Judicial minimalists argue that courts--federal or state--should simply absent themselves from policy disputes when the law does not give them clear and explicit grounds to intervene. Vermont's constitution includes a so-called "common benefits" clause, which says that the government is "instituted for the common benefit, protection and security of the people, nation or community, and not for the particular emolument or advantage of any single person, family or set of persons who are a part only of that community." To read this clause as offering clear or explicit grounds to mandate marriage or domestic-partner benefits for homosexuals is a stretch, to say the least.

On the other hand, gay marriage, of its nature, implicates a core constitutional issue, namely equal protection of the law.
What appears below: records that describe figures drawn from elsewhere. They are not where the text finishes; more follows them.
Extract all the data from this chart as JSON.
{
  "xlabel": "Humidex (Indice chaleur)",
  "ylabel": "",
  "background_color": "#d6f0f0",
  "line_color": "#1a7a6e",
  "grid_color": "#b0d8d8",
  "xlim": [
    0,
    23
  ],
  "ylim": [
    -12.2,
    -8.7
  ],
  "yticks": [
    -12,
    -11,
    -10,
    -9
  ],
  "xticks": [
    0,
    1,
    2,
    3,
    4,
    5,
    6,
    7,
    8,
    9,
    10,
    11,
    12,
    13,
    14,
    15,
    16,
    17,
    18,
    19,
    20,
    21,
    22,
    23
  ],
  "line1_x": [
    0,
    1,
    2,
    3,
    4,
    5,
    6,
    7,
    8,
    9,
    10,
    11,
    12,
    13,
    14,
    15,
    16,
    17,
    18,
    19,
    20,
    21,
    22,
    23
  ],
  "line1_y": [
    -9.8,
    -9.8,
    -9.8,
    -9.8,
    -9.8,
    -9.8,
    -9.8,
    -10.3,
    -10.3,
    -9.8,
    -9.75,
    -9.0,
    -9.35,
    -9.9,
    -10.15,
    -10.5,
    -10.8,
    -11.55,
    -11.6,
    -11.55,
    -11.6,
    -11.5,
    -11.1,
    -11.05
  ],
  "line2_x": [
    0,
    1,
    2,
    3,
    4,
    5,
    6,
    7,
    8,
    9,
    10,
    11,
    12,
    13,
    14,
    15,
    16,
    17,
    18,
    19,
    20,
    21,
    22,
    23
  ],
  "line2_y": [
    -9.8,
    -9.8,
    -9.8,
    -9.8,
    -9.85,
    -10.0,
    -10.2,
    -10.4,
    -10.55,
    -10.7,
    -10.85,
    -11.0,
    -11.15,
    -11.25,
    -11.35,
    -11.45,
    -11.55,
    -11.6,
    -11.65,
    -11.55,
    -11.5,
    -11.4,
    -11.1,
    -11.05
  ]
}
Vermont's court held that the exclusion of homosexuals from marriage "treats persons who are similarly situated for purposes of the law, differently." Legislatures cannot withhold the right to drive or vote, say, from blacks, at least not without offering the courts a constitutionally compelling rationale. Can they, then, withhold marriage from homosexuals, or withhold the state benefits that flow from marriage, without facing judicial scrutiny?
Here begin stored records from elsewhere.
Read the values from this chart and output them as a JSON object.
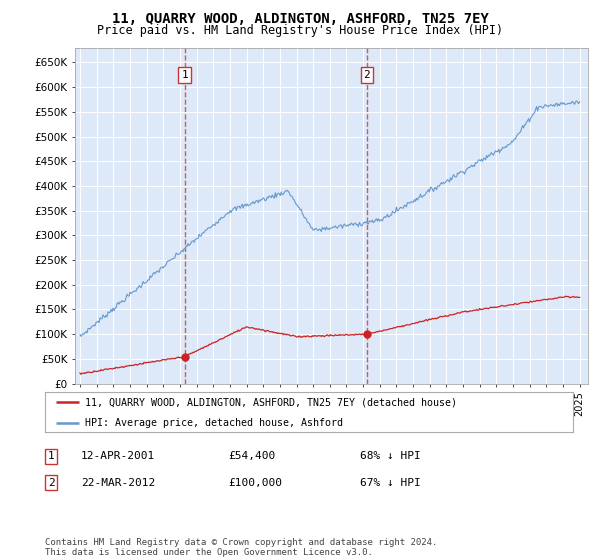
{
  "title": "11, QUARRY WOOD, ALDINGTON, ASHFORD, TN25 7EY",
  "subtitle": "Price paid vs. HM Land Registry's House Price Index (HPI)",
  "ylim": [
    0,
    680000
  ],
  "xlim_start": 1994.7,
  "xlim_end": 2025.5,
  "bg_color": "#dde8f8",
  "grid_color": "#ffffff",
  "hpi_color": "#6699cc",
  "price_color": "#cc2222",
  "sale1_x": 2001.28,
  "sale1_y": 54400,
  "sale2_x": 2012.22,
  "sale2_y": 100000,
  "sale1_date": "12-APR-2001",
  "sale1_price": "£54,400",
  "sale1_info": "68% ↓ HPI",
  "sale2_date": "22-MAR-2012",
  "sale2_price": "£100,000",
  "sale2_info": "67% ↓ HPI",
  "legend_line1": "11, QUARRY WOOD, ALDINGTON, ASHFORD, TN25 7EY (detached house)",
  "legend_line2": "HPI: Average price, detached house, Ashford",
  "footer": "Contains HM Land Registry data © Crown copyright and database right 2024.\nThis data is licensed under the Open Government Licence v3.0.",
  "y_tick_vals": [
    0,
    50000,
    100000,
    150000,
    200000,
    250000,
    300000,
    350000,
    400000,
    450000,
    500000,
    550000,
    600000,
    650000
  ],
  "y_tick_labels": [
    "£0",
    "£50K",
    "£100K",
    "£150K",
    "£200K",
    "£250K",
    "£300K",
    "£350K",
    "£400K",
    "£450K",
    "£500K",
    "£550K",
    "£600K",
    "£650K"
  ]
}
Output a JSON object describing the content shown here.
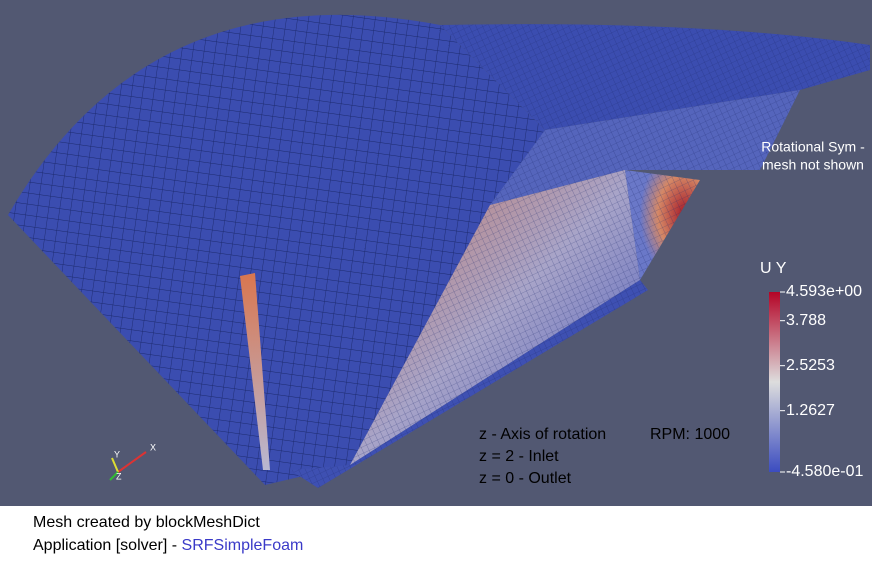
{
  "viewport": {
    "note_top": [
      "Rotational Sym -",
      "mesh not shown"
    ],
    "annotations": [
      "z - Axis of rotation",
      "z = 2 - Inlet",
      "z = 0 - Outlet"
    ],
    "rpm": "RPM: 1000",
    "axes": [
      "X",
      "Y",
      "Z"
    ],
    "colorbar": {
      "title": "U Y",
      "range": [
        -0.458,
        4.593
      ],
      "ticks": [
        {
          "value": 4.593,
          "label": "4.593e+00"
        },
        3.788,
        2.5253,
        1.2627,
        {
          "value": -0.458,
          "label": "-4.580e-01"
        }
      ]
    }
  },
  "caption": {
    "line1": "Mesh created by blockMeshDict",
    "line2_prefix": "Application [solver] -",
    "solver": "SRFSimpleFoam"
  }
}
Here the comparison with Roe is instructive. If abortion is indeed the killing of babies, pure and simple, then the courts can no more bow before legislatures' desire to legalize it than they can agree to let a legislature legalize any other form of murder. The great mistake in Roe was not that the courts became involved; judicial scrutiny was inevitable. The mistake, rather, was that the federal courts became involved, long before there was anything like a national consensus.

On gay marriage, most state supreme courts probably would not have ruled as Vermont's did. But then, most states are not Vermont. It is entirely conceivable that some other state eventually will approve gay marriage or partnership benefits legislatively, only to see the arrangement knocked down by an activist conservative court. C'est la vie. The beauty of a federalist arrangement is that it does not require that the states all get either the process or the answer right; it requires merely that they all get it different.

Gay marriage's "Roe" moment will arrive if the U.S. Supreme Court decides that states cannot treat marriage differently. Both opponents and friends of homosexual marriage ought to hope that that day is long in coming. Whatever you think of the outcome in Vermont--or in Hawaii, whose court this month finally threw out the gay-marriage claim--federalism is working.

Jonathan Rauch is a senior writer at National Journal.